High-touch specialty drugs for complex, chronic, high-cost, or rare diseases are an increasingly significant component of the US pharmaceutical market. A sharp growth in regulatory approvals accompanied by high prices has driven rapid increases in expenditure on specialty therapies by both public and private payers.
These factors, coupled with subsequent price rises and strong uptake of some specialty drugs, have prompted payers to adopt stringent cost- and utilization-management strategies in categories such as oncology, multiple sclerosis, rheumatoid arthritis, and hepatitis C.
The specialty drugs trend has also brought new players, such as specialty pharmacies, distributors, and drug hubs, into the pharmaceutical value chain to address unique challenges encountered in the distribution, administration, and reimbursement of specialty products. These challenges include restricted distribution channels that provide specialized services such as fulfillment of Risk Evaluation and Mitigation Strategies or patient support programs, as well as closed networks of specialty pharmacies to drive cost efficiencies, consistency of care, and optimal clinical outcomes. Some payers are also “carving out” specialty pharmacy benefits to focus attention on issues such as patient support, drug adherence, or the generation of outcomes data.
While payers are becoming more adept at managing the costs of specialty drugs reimbursed under medical benefits, a shift from medical to pharmacy coverage, or to integrated specialty drug coverage, may offer more clarity and options to control utilization and costs. In particular, these include prior authorization requirements, step edits, quantity restrictions, diagnostic tests, tiered formularies with high cost-sharing for specialty drugs, discounts, and rebates secured from manufacturers or pharmacists. Some payers also encourage the use of lower-cost sites of care for provider-administered specialty drugs.

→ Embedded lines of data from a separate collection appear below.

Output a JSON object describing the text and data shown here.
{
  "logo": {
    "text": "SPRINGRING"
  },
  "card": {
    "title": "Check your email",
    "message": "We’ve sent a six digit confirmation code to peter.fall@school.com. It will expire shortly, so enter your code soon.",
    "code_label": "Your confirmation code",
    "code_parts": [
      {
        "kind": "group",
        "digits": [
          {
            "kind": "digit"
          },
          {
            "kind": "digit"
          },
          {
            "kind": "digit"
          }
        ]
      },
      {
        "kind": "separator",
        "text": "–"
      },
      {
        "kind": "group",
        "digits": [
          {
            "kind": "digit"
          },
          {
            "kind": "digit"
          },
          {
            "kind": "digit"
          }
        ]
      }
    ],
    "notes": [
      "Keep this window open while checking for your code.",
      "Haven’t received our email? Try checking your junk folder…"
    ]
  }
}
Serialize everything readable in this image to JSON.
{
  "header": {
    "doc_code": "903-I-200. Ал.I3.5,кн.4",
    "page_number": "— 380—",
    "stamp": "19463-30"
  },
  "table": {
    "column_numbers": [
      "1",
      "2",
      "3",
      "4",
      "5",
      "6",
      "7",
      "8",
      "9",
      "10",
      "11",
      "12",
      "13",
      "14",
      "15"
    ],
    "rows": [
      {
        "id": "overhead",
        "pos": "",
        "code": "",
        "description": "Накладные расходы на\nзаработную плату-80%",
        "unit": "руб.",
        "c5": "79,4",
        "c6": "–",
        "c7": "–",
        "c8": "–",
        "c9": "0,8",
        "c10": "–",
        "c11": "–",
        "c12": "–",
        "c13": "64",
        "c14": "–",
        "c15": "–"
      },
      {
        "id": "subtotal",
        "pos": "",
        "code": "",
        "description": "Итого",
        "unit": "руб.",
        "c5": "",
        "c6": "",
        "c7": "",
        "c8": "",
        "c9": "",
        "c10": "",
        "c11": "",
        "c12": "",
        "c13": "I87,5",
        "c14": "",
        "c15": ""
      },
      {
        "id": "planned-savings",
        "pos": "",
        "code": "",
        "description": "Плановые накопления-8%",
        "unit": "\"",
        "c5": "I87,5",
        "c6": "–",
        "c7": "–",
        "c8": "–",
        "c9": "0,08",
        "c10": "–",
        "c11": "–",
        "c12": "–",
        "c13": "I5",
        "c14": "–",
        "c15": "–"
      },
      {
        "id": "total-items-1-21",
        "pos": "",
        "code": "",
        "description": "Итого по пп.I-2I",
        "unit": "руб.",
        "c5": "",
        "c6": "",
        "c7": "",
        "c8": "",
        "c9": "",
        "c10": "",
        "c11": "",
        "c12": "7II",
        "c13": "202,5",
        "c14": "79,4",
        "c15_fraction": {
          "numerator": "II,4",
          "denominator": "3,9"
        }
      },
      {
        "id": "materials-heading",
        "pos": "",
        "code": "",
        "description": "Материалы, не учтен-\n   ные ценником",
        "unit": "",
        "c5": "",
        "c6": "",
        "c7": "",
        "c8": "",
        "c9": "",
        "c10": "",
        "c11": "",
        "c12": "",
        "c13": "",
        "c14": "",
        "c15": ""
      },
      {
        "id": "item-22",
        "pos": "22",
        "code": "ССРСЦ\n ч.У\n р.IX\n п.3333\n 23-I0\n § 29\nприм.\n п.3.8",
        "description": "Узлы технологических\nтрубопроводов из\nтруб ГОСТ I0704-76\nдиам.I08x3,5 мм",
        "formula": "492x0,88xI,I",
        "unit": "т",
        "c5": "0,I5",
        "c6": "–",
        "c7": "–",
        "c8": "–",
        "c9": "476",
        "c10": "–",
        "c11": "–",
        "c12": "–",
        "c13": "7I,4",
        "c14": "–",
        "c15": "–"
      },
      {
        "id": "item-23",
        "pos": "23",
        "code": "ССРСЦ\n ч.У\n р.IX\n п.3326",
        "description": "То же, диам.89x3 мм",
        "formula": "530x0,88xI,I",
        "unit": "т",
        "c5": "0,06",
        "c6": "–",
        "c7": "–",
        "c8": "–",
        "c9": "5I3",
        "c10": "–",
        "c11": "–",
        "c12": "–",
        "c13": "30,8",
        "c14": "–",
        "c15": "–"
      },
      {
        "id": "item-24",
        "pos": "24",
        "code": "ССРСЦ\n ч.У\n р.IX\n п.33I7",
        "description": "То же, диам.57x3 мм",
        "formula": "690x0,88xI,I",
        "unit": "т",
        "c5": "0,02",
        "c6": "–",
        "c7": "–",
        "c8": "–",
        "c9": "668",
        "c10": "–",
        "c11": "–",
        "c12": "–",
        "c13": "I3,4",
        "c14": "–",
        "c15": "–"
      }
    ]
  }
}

These strategies are increasingly likely to be supplemented with innovative cost-management techniques such as risk-sharing and performance-based pricing or reimbursement, with an emphasis on bundled services and outcomes. The emerging US biosimilars market will present significant opportunities to lower the costs of premium-priced specialty biologics, even with relatively modest discounts against the originator brands. Patient-centric services will remain an important part of the equation, although manufacturer support programs to offset the often substantial cost-sharing for specialty drugs will continue to be viewed in some quarters as a pretext to circumvent formulary restrictions and maintain premium prices.